Description: White ribbon, 5 ½ inch long and 2 3/16 wide, with “N. C. DIVISION U.D.C. WILMINGTON NORTH CAROLINA OCT. 12-15, 1909″ printed in red ink. Whitehead & Hoag Co., Newark New Jersey” printed on reverse.
Object History: This ribbon is from the 1909 convention of the North Carolina Division of the United Daughters of the Confederacy (UDC). The 1909 convention was held in Wilmington. This ribbon was donated to the Museum by Laura Howell Norden Schorr (1902-1984). This ribbon likely belonged to Laura’s mother, Gertrude Jenkins Howell (1867-1950). Mrs. Howell joined the UDC in 1905.
Whitehead and Hoag were a novelty printing business, which manufactured ribbons, buttons and other items for political parties and groups.
General History: After the Civil War, groups formed to honor veterans and to keep the memories of the war and those who died in it, alive.

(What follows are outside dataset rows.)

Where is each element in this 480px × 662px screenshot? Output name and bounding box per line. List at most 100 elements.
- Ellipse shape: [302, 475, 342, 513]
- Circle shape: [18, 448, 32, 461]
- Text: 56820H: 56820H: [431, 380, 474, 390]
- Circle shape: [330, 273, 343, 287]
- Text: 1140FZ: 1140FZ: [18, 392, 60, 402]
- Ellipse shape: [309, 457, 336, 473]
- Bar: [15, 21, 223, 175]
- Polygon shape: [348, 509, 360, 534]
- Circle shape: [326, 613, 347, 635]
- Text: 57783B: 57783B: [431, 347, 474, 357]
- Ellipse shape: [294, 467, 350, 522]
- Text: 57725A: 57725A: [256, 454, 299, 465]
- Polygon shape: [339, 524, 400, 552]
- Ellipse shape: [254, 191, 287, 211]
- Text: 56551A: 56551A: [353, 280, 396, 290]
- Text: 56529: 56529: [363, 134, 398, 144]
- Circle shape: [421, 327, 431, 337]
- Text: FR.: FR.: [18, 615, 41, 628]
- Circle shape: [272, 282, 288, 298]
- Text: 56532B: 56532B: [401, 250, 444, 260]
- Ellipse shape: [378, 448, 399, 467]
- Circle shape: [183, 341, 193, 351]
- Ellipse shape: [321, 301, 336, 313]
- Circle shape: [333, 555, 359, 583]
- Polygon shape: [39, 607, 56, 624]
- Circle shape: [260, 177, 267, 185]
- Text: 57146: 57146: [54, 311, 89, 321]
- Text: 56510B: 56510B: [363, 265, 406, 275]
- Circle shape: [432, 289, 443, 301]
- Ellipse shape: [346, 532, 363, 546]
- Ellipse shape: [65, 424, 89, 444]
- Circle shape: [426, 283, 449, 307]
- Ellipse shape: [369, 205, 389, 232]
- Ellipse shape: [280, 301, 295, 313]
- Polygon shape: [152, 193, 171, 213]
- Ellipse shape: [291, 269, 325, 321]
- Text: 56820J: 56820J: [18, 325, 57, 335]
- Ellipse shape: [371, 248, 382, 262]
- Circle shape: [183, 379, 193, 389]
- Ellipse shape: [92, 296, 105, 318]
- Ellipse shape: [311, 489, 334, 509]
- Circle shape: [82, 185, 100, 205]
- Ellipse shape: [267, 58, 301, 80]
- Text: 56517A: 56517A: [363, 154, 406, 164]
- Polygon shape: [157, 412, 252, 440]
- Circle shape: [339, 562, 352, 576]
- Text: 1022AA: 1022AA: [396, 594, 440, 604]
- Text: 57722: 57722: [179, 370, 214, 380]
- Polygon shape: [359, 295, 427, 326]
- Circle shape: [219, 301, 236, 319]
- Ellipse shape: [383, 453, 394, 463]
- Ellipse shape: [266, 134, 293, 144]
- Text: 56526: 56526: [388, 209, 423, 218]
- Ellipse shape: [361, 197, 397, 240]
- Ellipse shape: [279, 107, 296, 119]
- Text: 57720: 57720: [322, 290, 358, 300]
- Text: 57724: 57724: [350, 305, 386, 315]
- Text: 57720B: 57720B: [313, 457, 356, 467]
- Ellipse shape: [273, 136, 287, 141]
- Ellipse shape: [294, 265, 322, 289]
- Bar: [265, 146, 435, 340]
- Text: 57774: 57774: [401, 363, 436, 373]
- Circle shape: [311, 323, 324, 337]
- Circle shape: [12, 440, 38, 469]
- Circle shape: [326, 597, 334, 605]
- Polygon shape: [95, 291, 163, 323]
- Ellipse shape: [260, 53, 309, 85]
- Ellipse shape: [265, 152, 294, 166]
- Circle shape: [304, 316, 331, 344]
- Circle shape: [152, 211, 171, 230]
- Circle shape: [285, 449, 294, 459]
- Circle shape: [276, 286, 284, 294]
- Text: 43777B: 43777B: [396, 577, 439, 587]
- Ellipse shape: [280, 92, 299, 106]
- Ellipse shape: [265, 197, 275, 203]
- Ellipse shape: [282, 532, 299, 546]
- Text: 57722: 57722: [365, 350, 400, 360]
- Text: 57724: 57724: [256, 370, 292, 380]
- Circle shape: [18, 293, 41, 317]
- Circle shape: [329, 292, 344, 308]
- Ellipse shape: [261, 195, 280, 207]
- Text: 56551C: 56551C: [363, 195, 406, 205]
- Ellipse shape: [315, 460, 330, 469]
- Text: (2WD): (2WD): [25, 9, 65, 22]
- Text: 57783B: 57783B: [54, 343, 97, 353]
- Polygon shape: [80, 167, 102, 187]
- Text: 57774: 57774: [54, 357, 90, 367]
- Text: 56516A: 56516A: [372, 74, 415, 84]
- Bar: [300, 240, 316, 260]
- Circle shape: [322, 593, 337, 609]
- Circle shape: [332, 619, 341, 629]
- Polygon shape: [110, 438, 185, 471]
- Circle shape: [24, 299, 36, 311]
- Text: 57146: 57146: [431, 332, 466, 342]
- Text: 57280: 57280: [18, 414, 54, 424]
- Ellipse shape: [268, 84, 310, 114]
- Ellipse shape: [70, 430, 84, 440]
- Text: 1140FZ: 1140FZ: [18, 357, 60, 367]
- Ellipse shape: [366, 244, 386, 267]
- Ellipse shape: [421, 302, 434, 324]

The Daughters of the Confederacy (forerunner of today’s United Daughters of the Confederacy) was founded in 1894. These groups, along with the Sons of Confederate Veterans, worked to memorialize the Southern cause and to promote the idea that those who fought on the losing side did not die in vain.
Wilmington’s women formed an early chapter of the group. In 1895, as a group of women discussed joining the newly formed daughters of the confederacy, they declared “The First undertaking of the ‘Cape Fear Daughters of the Confederacy’ will be the collection and preservation of Confederate relics and records in a permanent museum for North Carolina.”
One of the driving forces behind the local organization was Eliza Hall Nutt Parsley (1842-1920). Mrs. Parsley’s husband, William M. Parsely had been an officer in the Confederate Army, and died just days before the Lee surrendered in April 1865. Mrs. Parsley helped found the state organization, serving as the first president of the North Carolina division.